Transparency Heals – reprinted from Goha’s Corner

8 Feb

This beautiful post was written by one of my associates, Ron Mayer, also known as Goha.

“Embrace oneness by seeing yourself in everyone you encounter. When we open ourselves to truth we are liberated!”

Grandmother Pa’Ris’Ha

“Devote today to something so daring even you can’t believe your doing it”

Oprah Winfrey

“With transparency comes a degree of freedom unfathomable to those still trapped in secrecy.”

Ron Mayer

Transparency can heal all.

I was just finishing lunch at home and I had 20 minutes to get back to school to catch my 1:00 o’clock afternoon math class.

“Mom, I gota go or I’ll be late”, a said as I pushed my half eaten sandwich away from me.

“But you haven’t finished”, she said to my back as I grabbed an apple from the fruit basket.

“I’m not very hungry right now. I’ll eat this later.”

I paused on the porch to take in the moment. The clouds were coming in fast and dark and ominous. As I looked out onto our back yard, I could hear the sound of the wind as it blew through the trees and the trees began to sing. I could smell the coming rain that came heavy through the screen door. I had always felt refuge in arms of nature.

Reluctantly breaking my melancholy moment, I pulled my coat tighter around me and uttered a sigh as I stepped off the porch and headed off to school.

I was deep in thought about the bullying, name calling and physical abuse I had just received the day before from Harold Borkowski (not his real name). This one was the most painful episode yet. I could still feel my blistering heart from that humiliating attack. “At least you can’t see the bruises” I thought to myself. Harold could make ‘Deliverance’ look like a back yard picnic.

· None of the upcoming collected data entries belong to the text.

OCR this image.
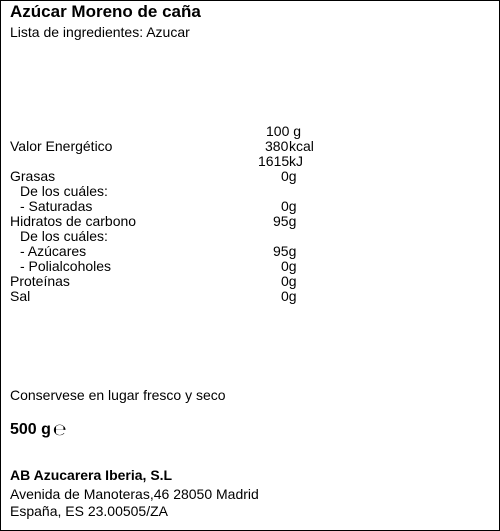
Azúcar Moreno de caña
Lista de ingredientes: Azucar
100 g
Valor Energético	380 kcal
1615 kJ
Grasas	0g
De los cuáles:
- Saturadas	0g
Hidratos de carbono	95g
De los cuáles:
- Azúcares	95g
- Polialcoholes	0g
Proteínas	0g
Sal	0g
Conservese en lugar fresco y seco
500 g ℮
AB Azucarera Iberia, S.L
Avenida de Manoteras,46 28050 Madrid
España, ES 23.00505/ZA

All through that last year in high school, I had endured constant taunting and jeering from many of my piers about my preferred persuasion. Even the teachers, on the odd occasion where they did witnessed the bullying, would always manage to turn a blind eye and let it slide. There was no word for it back then, which made it all the more frightening because there was no one I could talk to intelligently about it, so I shamefully buried it as best I could. I suddenly felt a flash of rage that I should even be made to feeling shame, oblivious to the deep scaring it was leaving inside.

This was the last month before my graduation. If I could only just get through these last few weeks, summer would be here and I could spend it quietly and anonymously at our cottage. Summer there was always good and yet I could hardly wait for the fall when I could finally get out of this town and head off to college where no one would know me. I would start off fresh.

I could only hope that the world outside this town would be infinitely kinder…

The lightning flashed and a moment later followed it with a clap of thunder. I picked up my pace.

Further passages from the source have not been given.